In operation for nearly two years now, the school’s Aboriginal Representative Council, or ARC, is reaching out to young Aboriginal locals, helping them find ways to connect with and creatively explore their backgrounds.
With a variety of projects to their credit, including a mural out the front of their school and a bush tucker garden, these students are building a vibrant platform for sharing their cultural perspectives.
What is a council, anyway? To break it down, it’s a group of people who get together to discuss issues affecting a community that they belong to. During these conversations, which are conducted more or less formally, they come up with ideas for solving problems and making improvements.
Councils aim to represent their community as a whole, often speaking up for its interests within a larger social group. It’s part of the job of council members to listen to problems, ideas and questions brought to them by members of the community, and to display leadership in how they respond to this input.
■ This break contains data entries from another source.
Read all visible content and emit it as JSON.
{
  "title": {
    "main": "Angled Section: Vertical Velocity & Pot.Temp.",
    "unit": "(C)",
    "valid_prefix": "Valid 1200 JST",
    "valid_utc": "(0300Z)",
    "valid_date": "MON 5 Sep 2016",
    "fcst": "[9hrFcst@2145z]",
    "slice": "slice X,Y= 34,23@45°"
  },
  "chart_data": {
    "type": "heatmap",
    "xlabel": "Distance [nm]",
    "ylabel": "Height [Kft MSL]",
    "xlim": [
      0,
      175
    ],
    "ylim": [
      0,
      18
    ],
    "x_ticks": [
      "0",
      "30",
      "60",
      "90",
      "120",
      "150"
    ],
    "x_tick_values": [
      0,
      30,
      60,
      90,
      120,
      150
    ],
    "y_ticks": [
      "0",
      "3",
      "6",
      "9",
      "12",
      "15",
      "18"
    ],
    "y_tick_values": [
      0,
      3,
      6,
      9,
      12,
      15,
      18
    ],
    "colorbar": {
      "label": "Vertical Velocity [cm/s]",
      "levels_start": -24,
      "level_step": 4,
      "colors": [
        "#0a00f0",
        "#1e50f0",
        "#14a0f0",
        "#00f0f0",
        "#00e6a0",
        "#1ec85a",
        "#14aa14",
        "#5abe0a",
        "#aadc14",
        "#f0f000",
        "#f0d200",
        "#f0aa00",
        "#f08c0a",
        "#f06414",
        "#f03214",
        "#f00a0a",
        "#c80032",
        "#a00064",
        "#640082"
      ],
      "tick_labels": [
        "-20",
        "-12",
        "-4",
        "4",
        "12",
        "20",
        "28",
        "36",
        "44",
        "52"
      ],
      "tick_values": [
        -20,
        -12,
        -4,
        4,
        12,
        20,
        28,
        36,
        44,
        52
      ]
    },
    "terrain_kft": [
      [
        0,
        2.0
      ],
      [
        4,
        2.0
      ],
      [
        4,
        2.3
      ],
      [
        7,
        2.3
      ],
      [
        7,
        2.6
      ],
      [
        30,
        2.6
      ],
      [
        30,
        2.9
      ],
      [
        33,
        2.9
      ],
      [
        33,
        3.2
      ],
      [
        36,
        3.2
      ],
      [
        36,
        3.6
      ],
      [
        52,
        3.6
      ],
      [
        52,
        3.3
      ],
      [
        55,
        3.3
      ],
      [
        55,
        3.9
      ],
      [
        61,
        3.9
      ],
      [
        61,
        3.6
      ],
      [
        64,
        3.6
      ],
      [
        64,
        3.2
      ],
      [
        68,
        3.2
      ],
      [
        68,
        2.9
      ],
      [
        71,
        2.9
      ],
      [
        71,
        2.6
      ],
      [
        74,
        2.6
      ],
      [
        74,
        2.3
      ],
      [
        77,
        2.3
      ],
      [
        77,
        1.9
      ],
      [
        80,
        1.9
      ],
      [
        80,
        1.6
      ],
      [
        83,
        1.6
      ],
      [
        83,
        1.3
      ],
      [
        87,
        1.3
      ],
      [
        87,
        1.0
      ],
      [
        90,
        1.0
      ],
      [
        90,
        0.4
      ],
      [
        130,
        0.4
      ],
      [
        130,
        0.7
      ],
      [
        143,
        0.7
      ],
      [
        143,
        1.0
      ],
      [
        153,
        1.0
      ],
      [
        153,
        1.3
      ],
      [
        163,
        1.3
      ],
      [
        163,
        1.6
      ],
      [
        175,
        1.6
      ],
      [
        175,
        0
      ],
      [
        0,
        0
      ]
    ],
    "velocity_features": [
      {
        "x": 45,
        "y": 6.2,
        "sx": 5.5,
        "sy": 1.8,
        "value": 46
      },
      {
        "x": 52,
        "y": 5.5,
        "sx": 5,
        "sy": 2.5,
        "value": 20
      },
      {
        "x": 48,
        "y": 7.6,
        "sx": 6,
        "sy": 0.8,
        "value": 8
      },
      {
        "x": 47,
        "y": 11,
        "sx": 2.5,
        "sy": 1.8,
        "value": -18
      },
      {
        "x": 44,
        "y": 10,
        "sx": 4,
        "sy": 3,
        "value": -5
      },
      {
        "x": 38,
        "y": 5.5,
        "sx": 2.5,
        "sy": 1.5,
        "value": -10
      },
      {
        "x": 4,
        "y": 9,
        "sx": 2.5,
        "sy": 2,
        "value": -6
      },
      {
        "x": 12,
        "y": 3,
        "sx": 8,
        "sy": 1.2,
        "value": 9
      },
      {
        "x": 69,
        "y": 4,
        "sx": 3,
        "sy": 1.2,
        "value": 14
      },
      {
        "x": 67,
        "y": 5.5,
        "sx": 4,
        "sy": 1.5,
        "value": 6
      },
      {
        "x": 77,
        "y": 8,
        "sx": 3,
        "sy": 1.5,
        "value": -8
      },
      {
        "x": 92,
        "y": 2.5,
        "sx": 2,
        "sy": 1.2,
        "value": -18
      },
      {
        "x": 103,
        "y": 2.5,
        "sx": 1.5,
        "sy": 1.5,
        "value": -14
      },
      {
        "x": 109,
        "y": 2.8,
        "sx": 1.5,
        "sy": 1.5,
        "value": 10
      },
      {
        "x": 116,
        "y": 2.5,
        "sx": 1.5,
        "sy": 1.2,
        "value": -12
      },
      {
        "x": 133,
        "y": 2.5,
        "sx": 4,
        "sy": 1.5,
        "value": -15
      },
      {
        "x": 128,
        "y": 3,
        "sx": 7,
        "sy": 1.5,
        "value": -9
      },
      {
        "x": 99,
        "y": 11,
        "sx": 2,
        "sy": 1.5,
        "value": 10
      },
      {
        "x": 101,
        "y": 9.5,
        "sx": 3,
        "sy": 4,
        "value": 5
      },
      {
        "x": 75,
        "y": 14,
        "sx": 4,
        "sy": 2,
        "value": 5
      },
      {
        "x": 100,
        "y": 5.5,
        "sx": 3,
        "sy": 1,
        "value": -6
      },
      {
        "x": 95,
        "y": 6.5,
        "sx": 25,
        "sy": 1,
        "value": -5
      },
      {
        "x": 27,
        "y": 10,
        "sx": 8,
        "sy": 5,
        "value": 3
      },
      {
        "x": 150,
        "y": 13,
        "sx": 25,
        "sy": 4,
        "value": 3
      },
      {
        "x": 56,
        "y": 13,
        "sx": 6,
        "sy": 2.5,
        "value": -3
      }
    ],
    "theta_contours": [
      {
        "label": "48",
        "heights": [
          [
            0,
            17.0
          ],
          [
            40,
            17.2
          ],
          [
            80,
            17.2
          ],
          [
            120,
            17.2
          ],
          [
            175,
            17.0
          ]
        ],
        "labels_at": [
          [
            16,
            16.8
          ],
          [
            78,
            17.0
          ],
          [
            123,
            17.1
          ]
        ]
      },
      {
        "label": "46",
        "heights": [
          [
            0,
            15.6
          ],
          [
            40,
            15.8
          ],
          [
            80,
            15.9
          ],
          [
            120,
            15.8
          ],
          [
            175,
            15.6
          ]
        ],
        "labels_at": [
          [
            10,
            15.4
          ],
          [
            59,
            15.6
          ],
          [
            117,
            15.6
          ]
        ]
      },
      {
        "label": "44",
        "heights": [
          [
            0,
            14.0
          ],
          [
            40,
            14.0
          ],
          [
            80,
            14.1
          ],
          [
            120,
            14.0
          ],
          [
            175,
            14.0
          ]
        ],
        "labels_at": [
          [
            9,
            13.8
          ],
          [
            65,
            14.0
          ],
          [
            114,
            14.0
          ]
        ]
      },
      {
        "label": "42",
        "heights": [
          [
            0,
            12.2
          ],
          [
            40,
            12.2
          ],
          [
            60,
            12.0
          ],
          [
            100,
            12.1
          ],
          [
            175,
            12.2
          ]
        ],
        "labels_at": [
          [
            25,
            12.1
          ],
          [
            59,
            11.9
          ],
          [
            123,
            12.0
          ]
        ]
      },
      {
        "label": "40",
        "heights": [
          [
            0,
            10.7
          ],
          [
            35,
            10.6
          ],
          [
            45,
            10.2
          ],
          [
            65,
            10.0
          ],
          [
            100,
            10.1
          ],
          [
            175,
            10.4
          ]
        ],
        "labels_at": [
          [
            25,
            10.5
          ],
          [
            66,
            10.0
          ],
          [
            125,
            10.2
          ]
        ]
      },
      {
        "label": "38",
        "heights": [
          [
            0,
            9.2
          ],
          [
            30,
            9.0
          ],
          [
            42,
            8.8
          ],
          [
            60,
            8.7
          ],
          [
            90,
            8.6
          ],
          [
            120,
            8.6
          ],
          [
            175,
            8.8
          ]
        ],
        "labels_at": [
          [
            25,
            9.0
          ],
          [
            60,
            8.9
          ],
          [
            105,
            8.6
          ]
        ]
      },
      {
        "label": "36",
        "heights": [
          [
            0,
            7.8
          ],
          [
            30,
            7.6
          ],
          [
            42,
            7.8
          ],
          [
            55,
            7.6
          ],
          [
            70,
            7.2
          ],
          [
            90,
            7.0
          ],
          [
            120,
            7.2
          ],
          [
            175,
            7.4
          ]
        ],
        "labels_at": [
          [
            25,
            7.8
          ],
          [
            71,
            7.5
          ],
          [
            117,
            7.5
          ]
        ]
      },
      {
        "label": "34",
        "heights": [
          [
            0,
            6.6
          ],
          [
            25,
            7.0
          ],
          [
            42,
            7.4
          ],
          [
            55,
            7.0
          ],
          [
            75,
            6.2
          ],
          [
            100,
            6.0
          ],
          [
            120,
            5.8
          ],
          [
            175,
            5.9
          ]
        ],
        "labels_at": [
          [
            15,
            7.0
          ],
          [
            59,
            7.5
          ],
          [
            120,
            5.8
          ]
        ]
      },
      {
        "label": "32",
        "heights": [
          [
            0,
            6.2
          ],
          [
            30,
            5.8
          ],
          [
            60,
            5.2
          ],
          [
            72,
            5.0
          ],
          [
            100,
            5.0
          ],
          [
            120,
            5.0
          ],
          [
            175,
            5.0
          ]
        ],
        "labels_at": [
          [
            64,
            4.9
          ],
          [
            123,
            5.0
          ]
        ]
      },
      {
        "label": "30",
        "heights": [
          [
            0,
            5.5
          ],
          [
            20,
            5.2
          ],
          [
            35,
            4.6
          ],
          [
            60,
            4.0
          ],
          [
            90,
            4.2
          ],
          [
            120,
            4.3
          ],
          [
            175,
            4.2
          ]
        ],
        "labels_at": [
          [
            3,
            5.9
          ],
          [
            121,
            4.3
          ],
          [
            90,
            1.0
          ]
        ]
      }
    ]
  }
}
Getting active around issues that affect you and your community can feel amazing – it’s empowering to trust your ideas enough to the share them with a group and work cooperatively to turn them into a reality. If you’re shy or think you’re no good at that sort of thing, trying it out with support from teachers can help you learn to become comfortable with putting your ideas out there and working through them collaboratively, as well as speaking up on behalf of others.
These are skills that are learned through practice, and working on them while you’re in high school means that you’ll have them ready to put into action when you leave.
A•STAR had a chat with some of Leumeah High’s ARC members to find out what they’ve been up to and what they get out of being involved. They spoke about the group’s role in supporting them in exploring their cultural backgrounds, as well as in developing creative ways to share aspects of their cultures with non-indigenous students at their school.
They also talked about the value of ARC in creating a useful network for local Aboriginal students that benefits not only those currently at their school, but also their younger peers who’ll be making the transition from primary to high school in the future.
By the sound of it, this group is onto something positive, powerful and sustainable.